Selection of technologies for closed care units by the knowledgeable caregivers are dependent on temperature overshoot, setting temperature accuracy, temperature distribution during mattress tilting, temperature gradient change on opening access ports, temperature change on opening admittance panel, warm-up time, filter performance – 0.3m dust count test, humidification performance and noise level. New generation infant incubators have inherited the highest quality features and state of art technology. Superior performance as infant warmer enables better medical treatment.
Modern technology neonatal ventilators play a vital role today in the NICUs by collecting diverse types of data to facilitate an informed decision. Non-invasive ventilatory support (NIV) is considered to be the gold standard in the care of preterm infants with respiratory distress syndrome (RDS). The risk for lung injury in preterm infants can be minimized by avoiding intubation and using NIV modes. Selecting an appropriate form of NIV and most suitable patient interface depends on multiple factors like gestational age, underlying lung pathophysiology, local facilities, type of NIV used, health provider’s team experience and skill sets, and resources available at disposal.
In newborn, the diaphragmatic or abdominal breathing is very pronounced. Monitoring infant breathing activity on the diaphragm or abdomen with sensors, and using it as a trigger for inspiration, is an effective way to support reliable and accurate synchrony in non-invasive ventilation (NIV). Furthermore, manually regulating the inspiratory oxygen is complicated and time-consuming. An algorithm to automate the oxygen control has been developed for better stable outcome in reducing manual intervention for the users.

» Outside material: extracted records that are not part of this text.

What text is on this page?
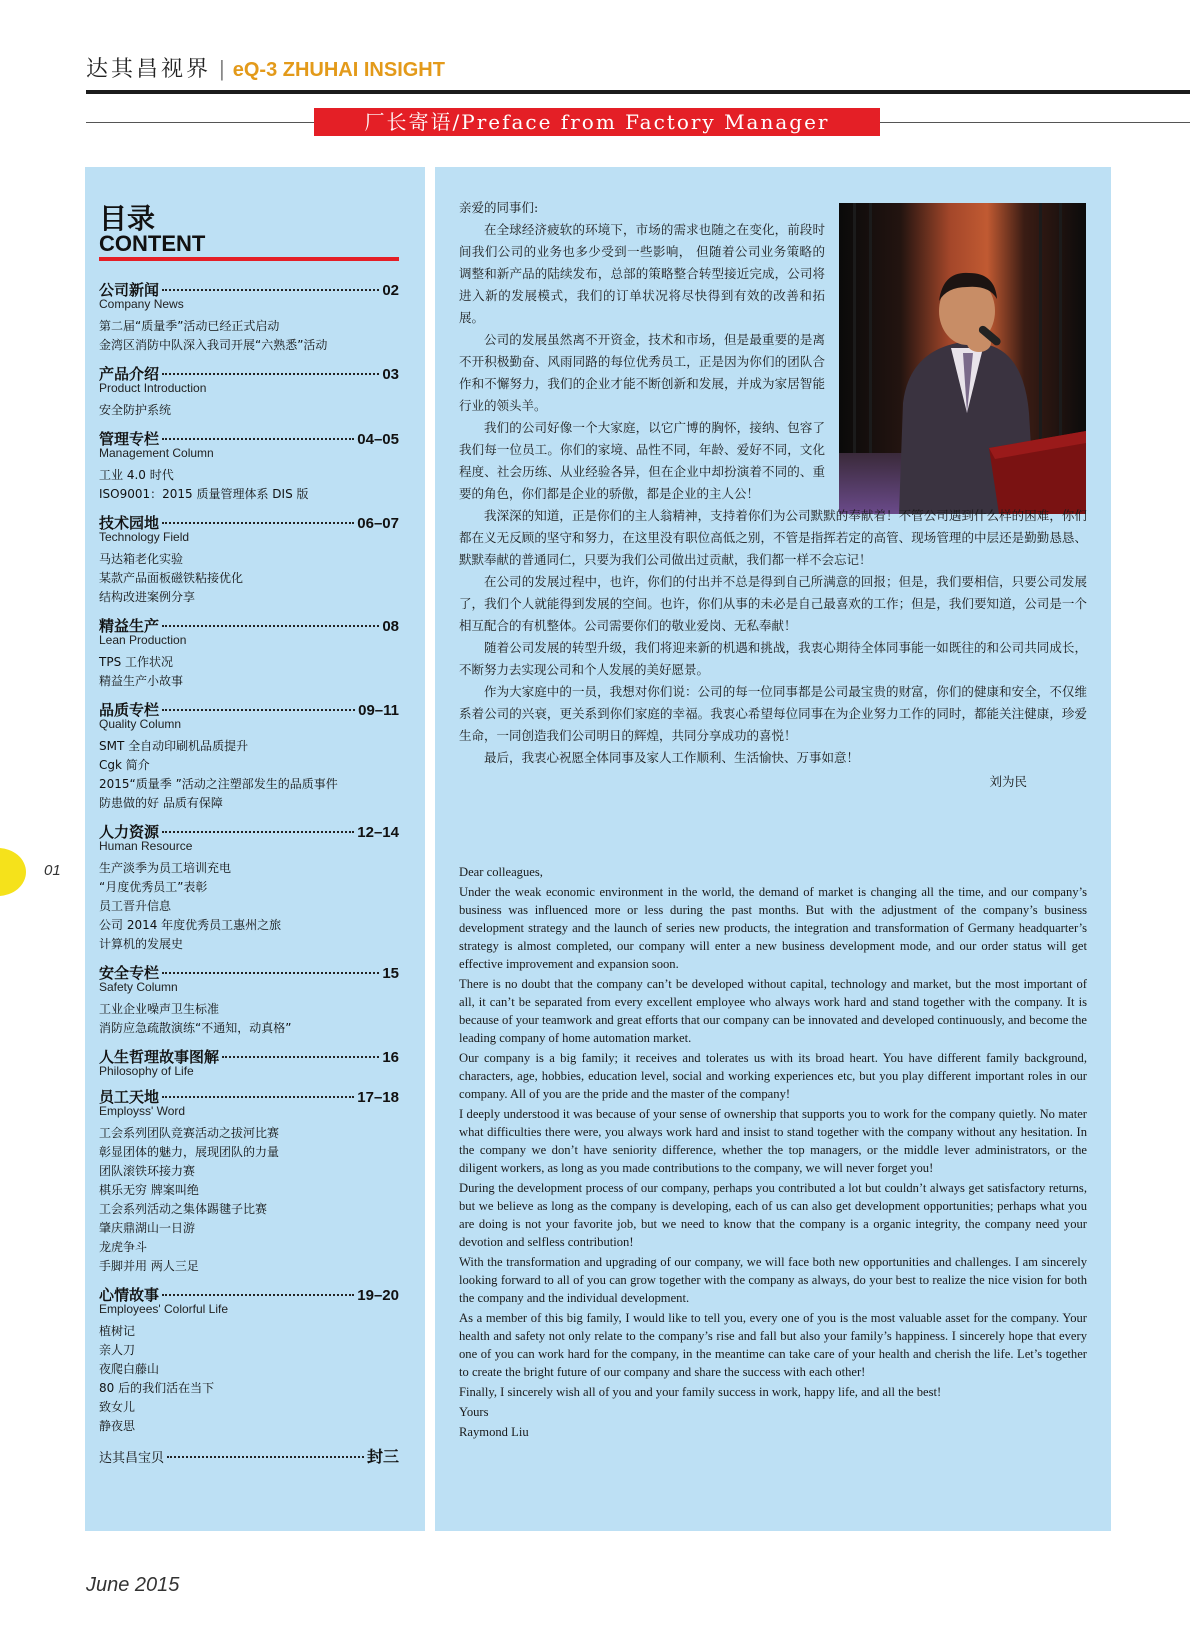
达其昌视界 | eQ-3 ZHUHAI INSIGHT
厂长寄语/Preface from Factory Manager
目录
CONTENT
公司新闻	02
Company News
第二届“质量季”活动已经正式启动
金湾区消防中队深入我司开展“六熟悉”活动
产品介绍	03
Product Introduction
安全防护系统
管理专栏	04–05
Management Column
工业 4.0 时代
ISO9001：2015 质量管理体系 DIS 版
技术园地	06–07
Technology Field
马达箱老化实验
某款产品面板磁铁粘接优化
结构改进案例分享
精益生产	08
Lean Production
TPS 工作状况
精益生产小故事
品质专栏	09–11
Quality Column
SMT 全自动印刷机品质提升
Cgk 简介
2015“质量季 ”活动之注塑部发生的品质事件
防患做的好 品质有保障
人力资源	12–14
Human Resource
生产淡季为员工培训充电
“月度优秀员工”表彰
员工晋升信息
公司 2014 年度优秀员工惠州之旅
计算机的发展史
安全专栏	15
Safety Column
工业企业噪声卫生标准
消防应急疏散演练“不通知，动真格”
人生哲理故事图解	16
Philosophy of Life
员工天地	17–18
Employss' Word
工会系列团队竞赛活动之拔河比赛
彰显团体的魅力，展现团队的力量
团队滚铁环接力赛
棋乐无穷 牌案叫绝
工会系列活动之集体踢毽子比赛
肇庆鼎湖山一日游
龙虎争斗
手脚并用 两人三足
心情故事	19–20
Employees' Colorful Life
植树记
亲人刀
夜爬白藤山
80 后的我们活在当下
致女儿
静夜思
达其昌宝贝	封三
亲爱的同事们:

在全球经济疲软的环境下，市场的需求也随之在变化，前段时间我们公司的业务也多少受到一些影响， 但随着公司业务策略的调整和新产品的陆续发布，总部的策略整合转型接近完成，公司将进入新的发展模式，我们的订单状况将尽快得到有效的改善和拓展。

公司的发展虽然离不开资金，技术和市场，但是最重要的是离不开积极勤奋、风雨同路的每位优秀员工，正是因为你们的团队合作和不懈努力，我们的企业才能不断创新和发展，并成为家居智能行业的领头羊。

我们的公司好像一个大家庭，以它广博的胸怀，接纳、包容了我们每一位员工。你们的家境、品性不同，年龄、爱好不同，文化程度、社会历练、从业经验各异，但在企业中却扮演着不同的、重要的角色，你们都是企业的骄傲，都是企业的主人公！

我深深的知道，正是你们的主人翁精神，支持着你们为公司默默的奉献着！不管公司遇到什么样的困难，你们都在义无反顾的坚守和努力，在这里没有职位高低之别，不管是指挥若定的高管、现场管理的中层还是勤勤恳恳、默默奉献的普通同仁，只要为我们公司做出过贡献，我们都一样不会忘记！

在公司的发展过程中，也许，你们的付出并不总是得到自己所满意的回报；但是，我们要相信，只要公司发展了，我们个人就能得到发展的空间。也许，你们从事的未必是自己最喜欢的工作；但是，我们要知道，公司是一个相互配合的有机整体。公司需要你们的敬业爱岗、无私奉献！

随着公司发展的转型升级，我们将迎来新的机遇和挑战，我衷心期待全体同事能一如既往的和公司共同成长，不断努力去实现公司和个人发展的美好愿景。

作为大家庭中的一员，我想对你们说：公司的每一位同事都是公司最宝贵的财富，你们的健康和安全，不仅维系着公司的兴衰，更关系到你们家庭的幸福。我衷心希望每位同事在为企业努力工作的同时，都能关注健康，珍爱生命，一同创造我们公司明日的辉煌，共同分享成功的喜悦！

最后，我衷心祝愿全体同事及家人工作顺利、生活愉快、万事如意！

刘为民

Dear colleagues,

Under the weak economic environment in the world, the demand of market is changing all the time, and our company’s business was influenced more or less during the past months. But with the adjustment of the company’s business development strategy and the launch of series new products, the integration and transformation of Germany headquarter’s strategy is almost completed, our company will enter a new business development mode, and our order status will get effective improvement and expansion soon.

There is no doubt that the company can’t be developed without capital, technology and market, but the most important of all, it can’t be separated from every excellent employee who always work hard and stand together with the company. It is because of your teamwork and great efforts that our company can be innovated and developed continuously, and become the leading company of home automation market.

Our company is a big family; it receives and tolerates us with its broad heart. You have different family background, characters, age, hobbies, education level, social and working experiences etc, but you play different important roles in our company. All of you are the pride and the master of the company!

I deeply understood it was because of your sense of ownership that supports you to work for the company quietly. No mater what difficulties there were, you always work hard and insist to stand together with the company without any hesitation. In the company we don’t have seniority difference, whether the top managers, or the middle lever administrators, or the diligent workers, as long as you made contributions to the company, we will never forget you!

During the development process of our company, perhaps you contributed a lot but couldn’t always get satisfactory returns, but we believe as long as the company is developing, each of us can also get development opportunities; perhaps what you are doing is not your favorite job, but we need to know that the company is a organic integrity, the company need your devotion and selfless contribution!

With the transformation and upgrading of our company, we will face both new opportunities and challenges. I am sincerely looking forward to all of you can grow together with the company as always, do your best to realize the nice vision for both the company and the individual development.

As a member of this big family, I would like to tell you, every one of you is the most valuable asset for the company. Your health and safety not only relate to the company’s rise and fall but also your family’s happiness. I sincerely hope that every one of you can work hard for the company, in the meantime can take care of your health and cherish the life. Let’s together to create the bright future of our company and share the success with each other!

Finally, I sincerely wish all of you and your family success in work, happy life, and all the best!

Yours

Raymond Liu

01
June 2015
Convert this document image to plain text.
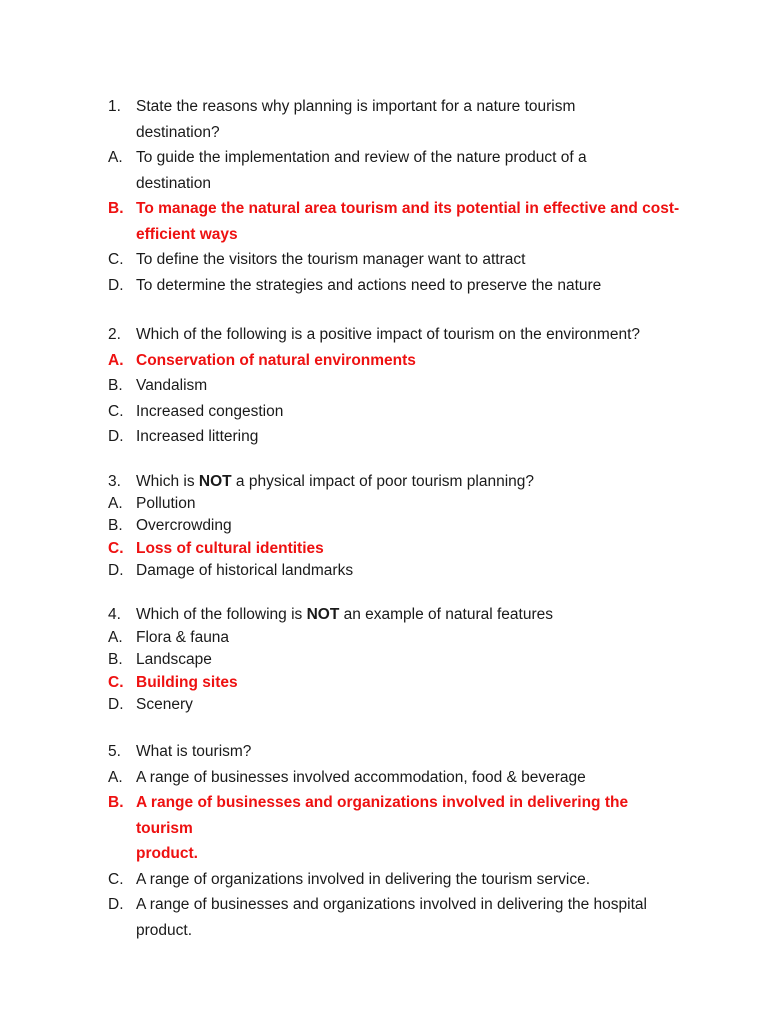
1. State the reasons why planning is important for a nature tourism
destination?
A. To guide the implementation and review of the nature product of a
destination
B. To manage the natural area tourism and its potential in effective and cost-
efficient ways
C. To define the visitors the tourism manager want to attract
D. To determine the strategies and actions need to preserve the nature
2. Which of the following is a positive impact of tourism on the environment?
A. Conservation of natural environments
B. Vandalism
C. Increased congestion
D. Increased littering
3. Which is NOT a physical impact of poor tourism planning?
A. Pollution
B. Overcrowding
C. Loss of cultural identities
D. Damage of historical landmarks
4. Which of the following is NOT an example of natural features
A. Flora & fauna
B. Landscape
C. Building sites
D. Scenery
5. What is tourism?
A. A range of businesses involved accommodation, food & beverage
B. A range of businesses and organizations involved in delivering the tourism
product.
C. A range of organizations involved in delivering the tourism service.
D. A range of businesses and organizations involved in delivering the hospital
product.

In conclusion, newborn care requires skilled and quality care from the moment of birth to the first few days of life. The use of advanced technology, such as good-quality reliable incubators, accurate synchrony in NIV mode, and automated oxygen control algorithms in neonatal ventilator, improve neonatal outcomes and reduce the risk of complications. Careful monitoring of vital signs and synchronizing ventilation support is vital for successful treatment. Superior technology products with reliability and good after-sales service ensures best possible outcomes for neonatal patients.